Resmi rakamlar, 6 Şubat’ta meydana gelen Maraş merkezli 7.7 ve 7.6’lık depremlerde 50 bin insanın can verdiğini, yaralananların sayısının ise 100 bini aştığını söylüyor.

Depremlerin üzerinden yaklaşık iki ay geçmişken, hayatta kalabilmiş insanların temiz ve sağlıklı suya erişimi ile barınma gibi temel yaşamsal ihtiyaçları halen tam anlamıyla karşılanabilmiş değil.

AFAD Başkanı Yunus Sezer’in geçen hafta yaptığı açıklamaya göre, deprem bölgesinde 2 milyon 4 bin 276 kişi hâlâ çadırda kalıyor, 82 kişiye ancak 1 duş-tuvalet düşüyor.

YAPAY BİR KİTLE OLUŞTURMAK İÇİN ‘NORMALLEŞME’

Deprem bölgesinde hayata tutunma çabası, aradan geçen haftalara rağmen milyonlarca insan için bunca çetinken, ‘normalleşme/normale dönme’ sıklıkla işittiğimiz ifadelerden…

“Bir toplumda, hatta küçük bir grupta bile eşitsizlik arttıkça normalin tanımı aynılıklara, yapay bir kitle oluşturmaya yönelik yapılır” diyen psikiyatrist Cemal Dindar’ın, dikkat çektiği bir başka kavram seti de popülist sağın ‘şifre kavramları.’ Kullanışlı kabul edildiğinden olsa gerek, hemen her dönem dolaşımda olan ‘ortak akıl’, ‘aydınlık yarınlar’, ‘yüce millet’, ‘helalleşme’ vs…

Bu türden bir ‘içeriğin’ Türkiye sağında hiç sekmeden devam ettiği hatırlatan Dindar, söz konusu ideolojik çatının bu kez pek de işlemediğini, bu ideolojinin kendini üretemediğini söylüyor.

Neo-liberal dönemin insan anlayışında, insanın hakikatini ruhsallığında arama eğiliminin baskın geldiğine ancak toplumsal felaket ortamlarında iyileşmenin ‘toplumsal’ olabileceğine dikkat çeken psikiyatrist-yazar Cemal Dindar sorularımızı yanıtladı.

KURGU OLAN NORMALİN SINIRLARIDIR

Normalleşme kapalı toplumların, toplama kamplarının, cezaevlerinin normudur.
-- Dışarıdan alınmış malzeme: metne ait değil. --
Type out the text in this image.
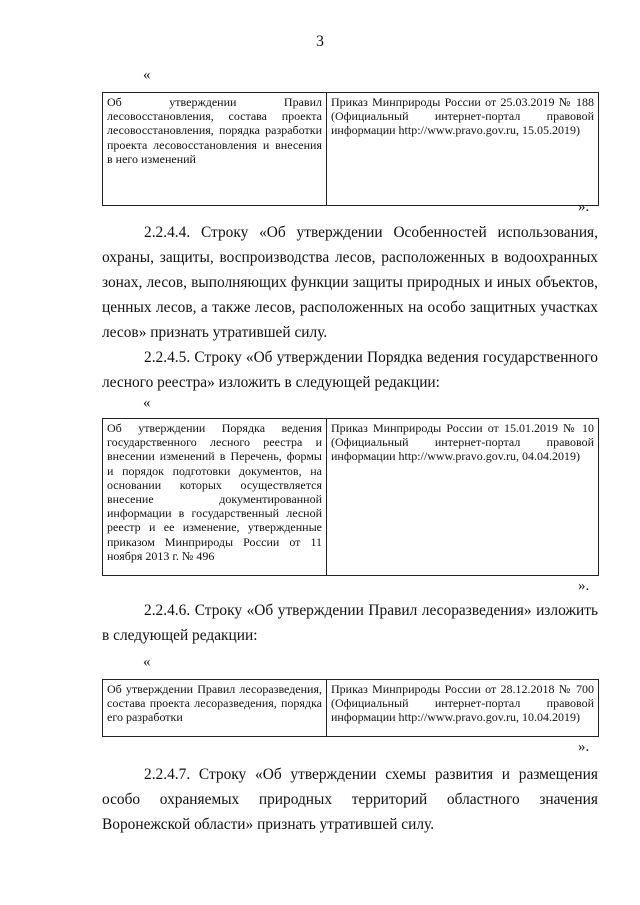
3
«
Об утверждении Правил лесовосстановления, состава проекта лесовосстановления, порядка разработки проекта лесовосстановления и внесения в него изменений	Приказ Минприроды России от 25.03.2019 № 188 (Официальный интернет-портал правовой информации http://www.pravo.gov.ru, 15.05.2019)
».
2.2.4.4. Строку «Об утверждении Особенностей использования, охраны, защиты, воспроизводства лесов, расположенных в водоохранных зонах, лесов, выполняющих функции защиты природных и иных объектов, ценных лесов, а также лесов, расположенных на особо защитных участках лесов» признать утратившей силу.
2.2.4.5. Строку «Об утверждении Порядка ведения государственного лесного реестра» изложить в следующей редакции:
«
Об утверждении Порядка ведения государственного лесного реестра и внесении изменений в Перечень, формы и порядок подготовки документов, на основании которых осуществляется внесение документированной информации в государственный лесной реестр и ее изменение, утвержденные приказом Минприроды России от 11 ноября 2013 г. № 496	Приказ Минприроды России от 15.01.2019 № 10 (Официальный интернет-портал правовой информации http://www.pravo.gov.ru, 04.04.2019)
».
2.2.4.6. Строку «Об утверждении Правил лесоразведения» изложить в следующей редакции:
«
Об утверждении Правил лесоразведения, состава проекта лесоразведения, порядка его разработки	Приказ Минприроды России от 28.12.2018 № 700 (Официальный интернет-портал правовой информации http://www.pravo.gov.ru, 10.04.2019)
».
2.2.4.7. Строку «Об утверждении схемы развития и размещения особо охраняемых природных территорий областного значения Воронежской области» признать утратившей силу.
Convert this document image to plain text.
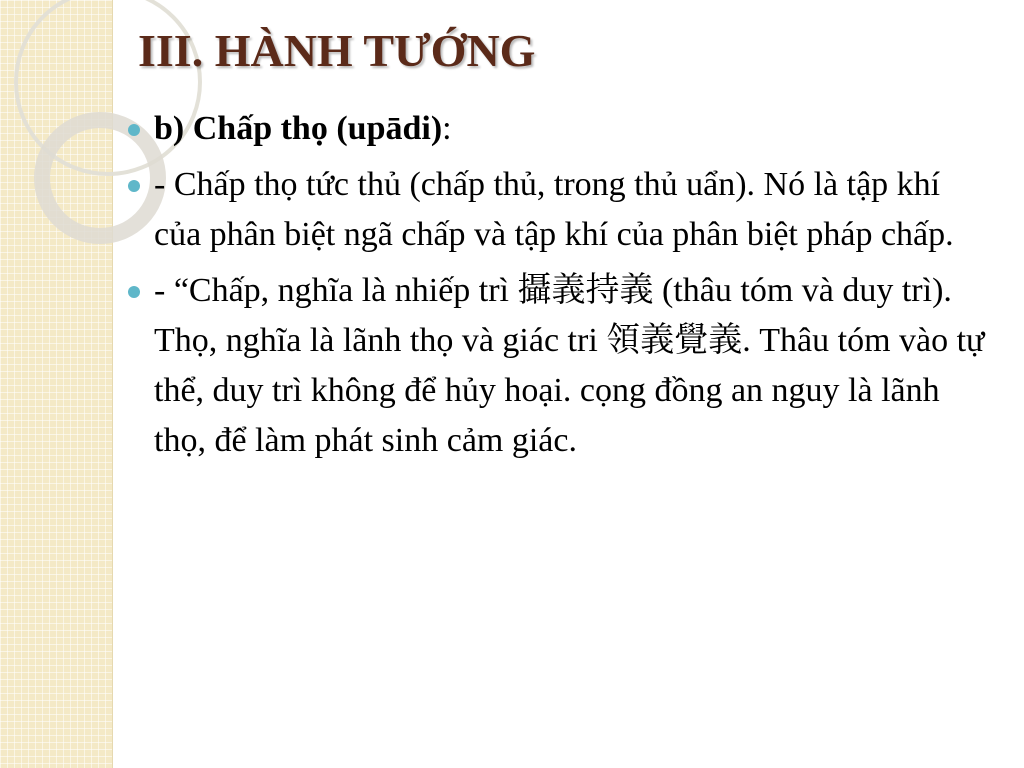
III. HÀNH TƯỚNG
b) Chấp thọ (upādi):
- Chấp thọ tức thủ (chấp thủ, trong thủ uẩn). Nó là tập khí của phân biệt ngã chấp và tập khí của phân biệt pháp chấp.
- “Chấp, nghĩa là nhiếp trì 攝義持義 (thâu tóm và duy trì). Thọ, nghĩa là lãnh thọ và giác tri 領義覺義. Thâu tóm vào tự thể, duy trì không để hủy hoại. cọng đồng an nguy là lãnh thọ, để làm phát sinh cảm giác.
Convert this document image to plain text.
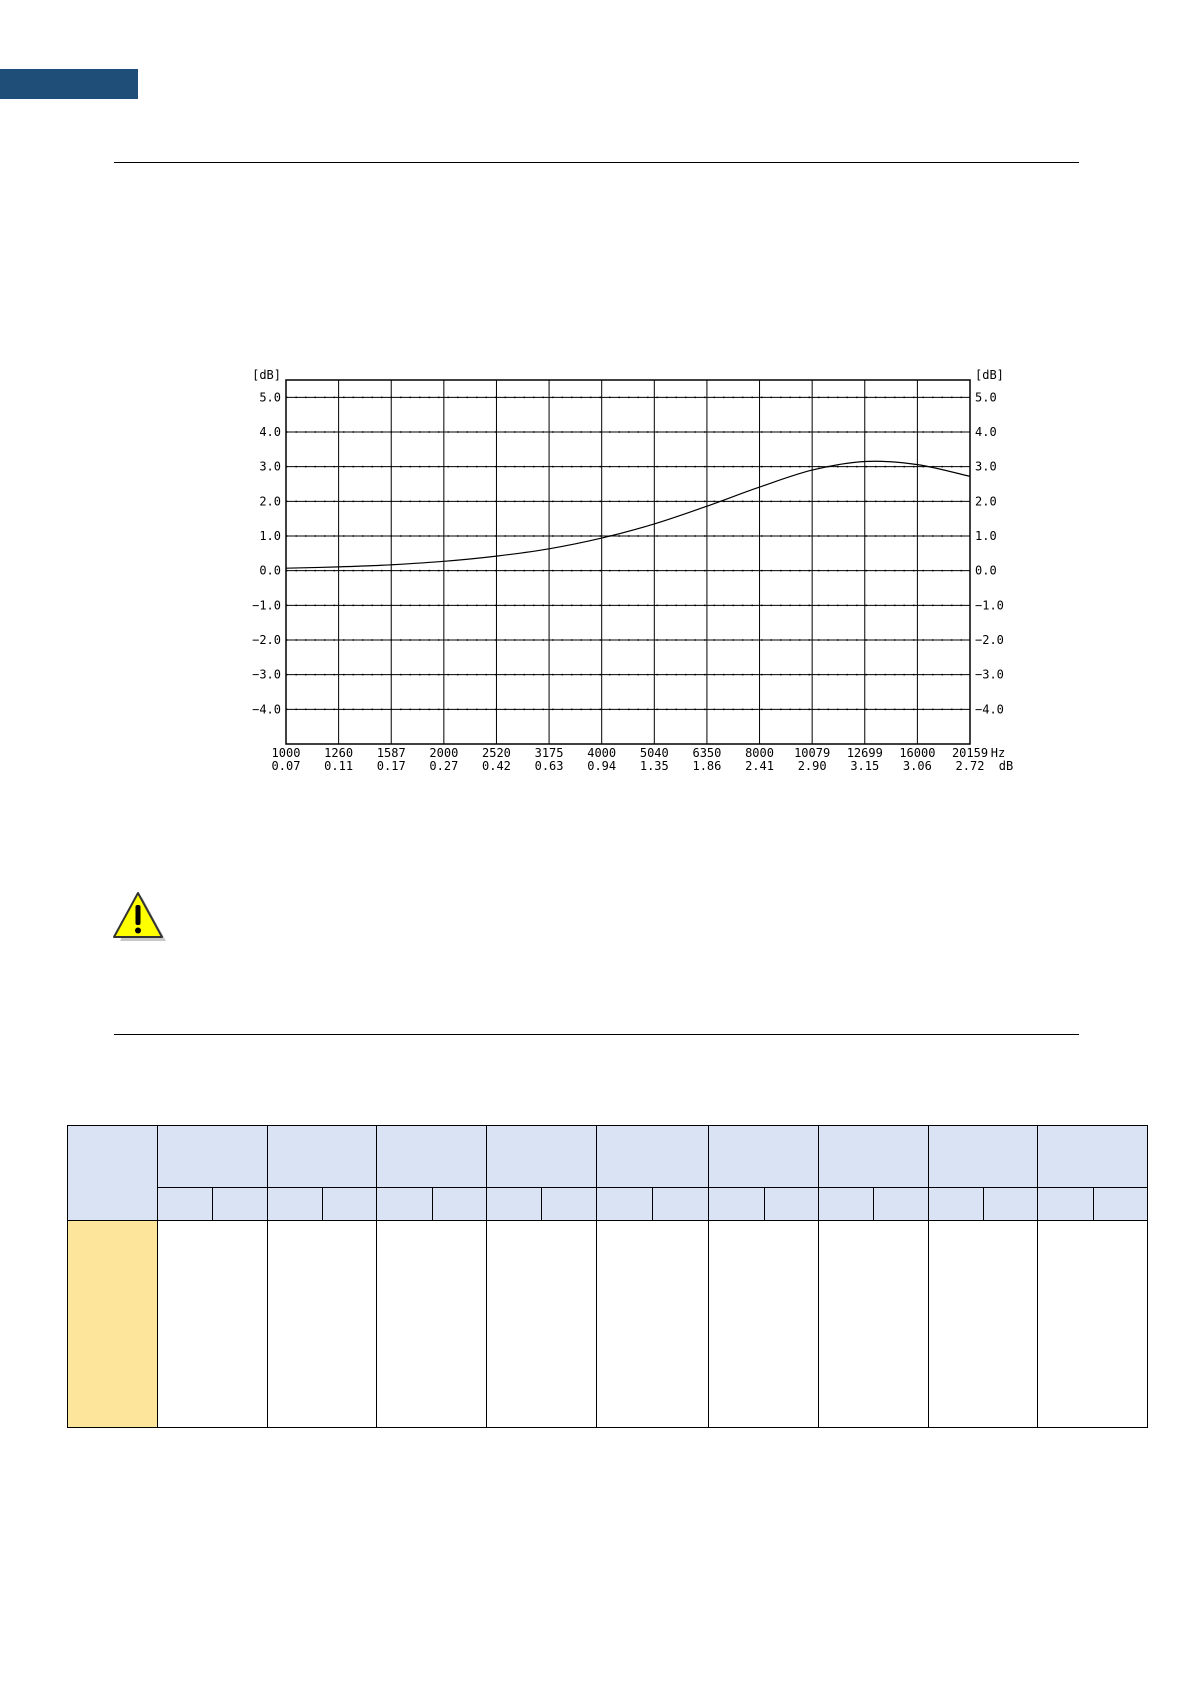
5.0	5.0
4.0	4.0
3.0	3.0
2.0	2.0
1.0	1.0
0.0	0.0
−1.0	−1.0
−2.0	−2.0
−3.0	−3.0
−4.0	−4.0
[dB]	[dB]
1000
0.07
1260
0.11
1587
0.17
2000
0.27
2520
0.42
3175
0.63
4000
0.94
5040
1.35
6350
1.86
8000
2.41
10079
2.90
12699
3.15
16000
3.06
20159
2.72
Hz
dB
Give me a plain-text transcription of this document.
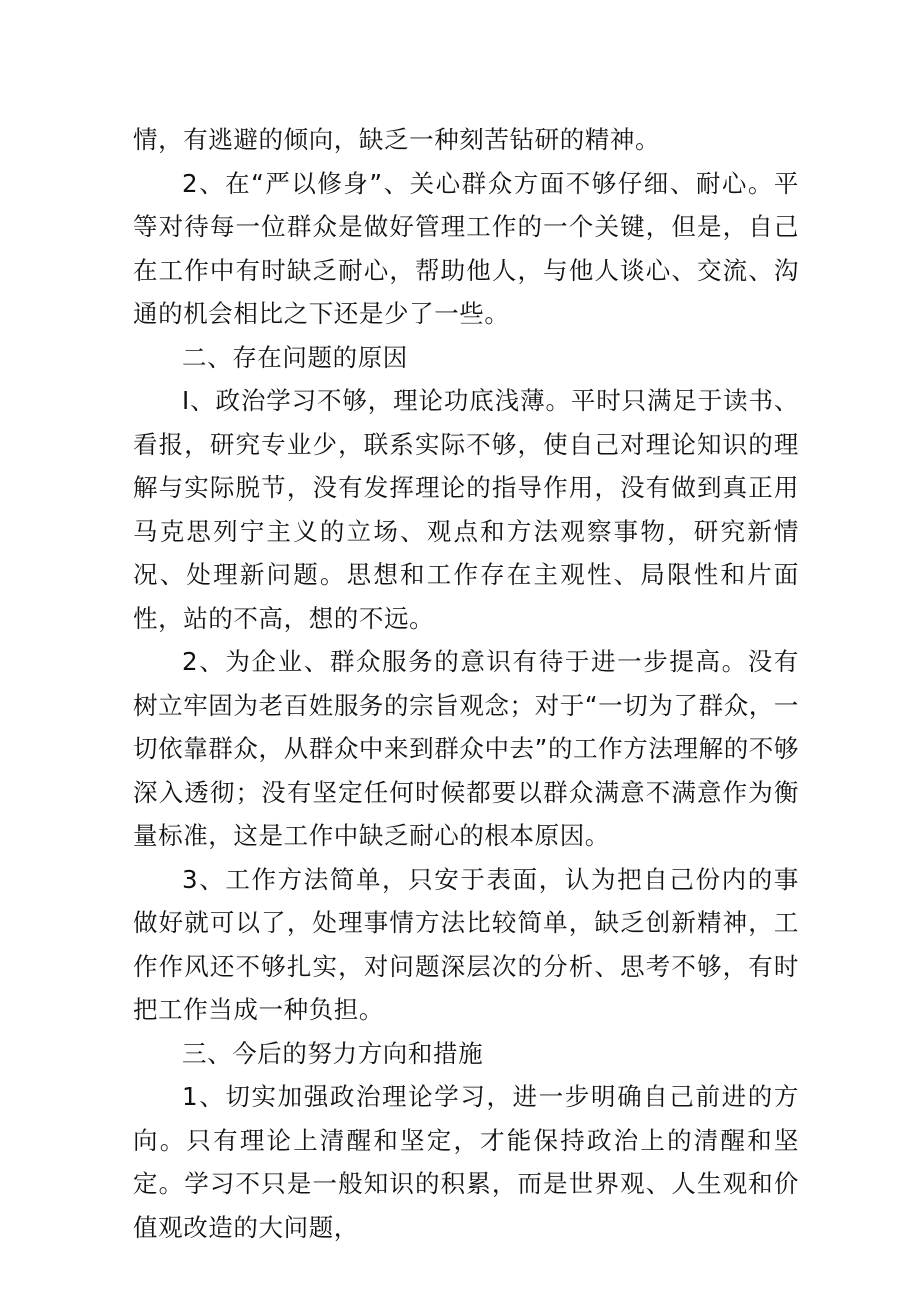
情，有逃避的倾向，缺乏一种刻苦钻研的精神。

2、在“严以修身”、关心群众方面不够仔细、耐心。平等对待每一位群众是做好管理工作的一个关键，但是，自己在工作中有时缺乏耐心，帮助他人，与他人谈心、交流、沟通的机会相比之下还是少了一些。

二、存在问题的原因

I、政治学习不够，理论功底浅薄。平时只满足于读书、看报，研究专业少，联系实际不够，使自己对理论知识的理解与实际脱节，没有发挥理论的指导作用，没有做到真正用马克思列宁主义的立场、观点和方法观察事物，研究新情况、处理新问题。思想和工作存在主观性、局限性和片面性，站的不高，想的不远。

2、为企业、群众服务的意识有待于进一步提高。没有树立牢固为老百姓服务的宗旨观念；对于“一切为了群众，一切依靠群众，从群众中来到群众中去”的工作方法理解的不够深入透彻；没有坚定任何时候都要以群众满意不满意作为衡量标准，这是工作中缺乏耐心的根本原因。

3、工作方法简单，只安于表面，认为把自己份内的事做好就可以了，处理事情方法比较简单，缺乏创新精神，工作作风还不够扎实，对问题深层次的分析、思考不够，有时把工作当成一种负担。

三、今后的努力方向和措施

1、切实加强政治理论学习，进一步明确自己前进的方向。只有理论上清醒和坚定，才能保持政治上的清醒和坚定。学习不只是一般知识的积累，而是世界观、人生观和价值观改造的大问题，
Kabullenme ve boyun eğmeyi içerir” diyorsunuz. Kastınız nedir? Bu büyük yıkım tablosunda normalleşmekavramı neden sorunlu? 

Foucault’a atıfla çok sık tekrarlanan bir söz vardır: “Normal insan kurgudur.” Gerçekte normal toplum da bir kurgudur ve kurgu olan toplumsallığımız değil, normalin sınırlarıdır. Bir toplumda, hatta küçük bir grupta bile eşitsizlik arttıkça normalin tanımı özdeşleşmelere, aynılıklara, yapay bir kitle oluşturmaya yönelik yapılır. Bunun da ideal formuna kavuşturulduğu yerler ordu, kilise, cezaevi, okul ve benzeri kurumlardır.

TRAVMA: FAİLİ HATTA FAİLDEKİ PATOLOJİYİ GİZLEYEN BİR YAN VAR

Böylesi büyük bir yıkımın ardından insan ruhsallığını salt travma’ söylemine sıkıştıran okumanın handikapları nedir? 

Öncelikle önerim ruhsal travmayı mutlak reddeden bir tutum değil. Kavram kendi sınırlarında taşıyamayacağı bir anlam aşırılığı ile doldurulmuş durumda… Eleştirim buna. Hayatta olağan hayal kırıklıklarını bile travma olarak adlandırıyor insanlar. Günümüzün narsistik kültürüne de çok uygun. Hiç kimse en ufak bir örselenme yaşamak istemiyor ve ötekinin örselenmesini de kendi yaşamının doğruluğu olarak gören epey insan var.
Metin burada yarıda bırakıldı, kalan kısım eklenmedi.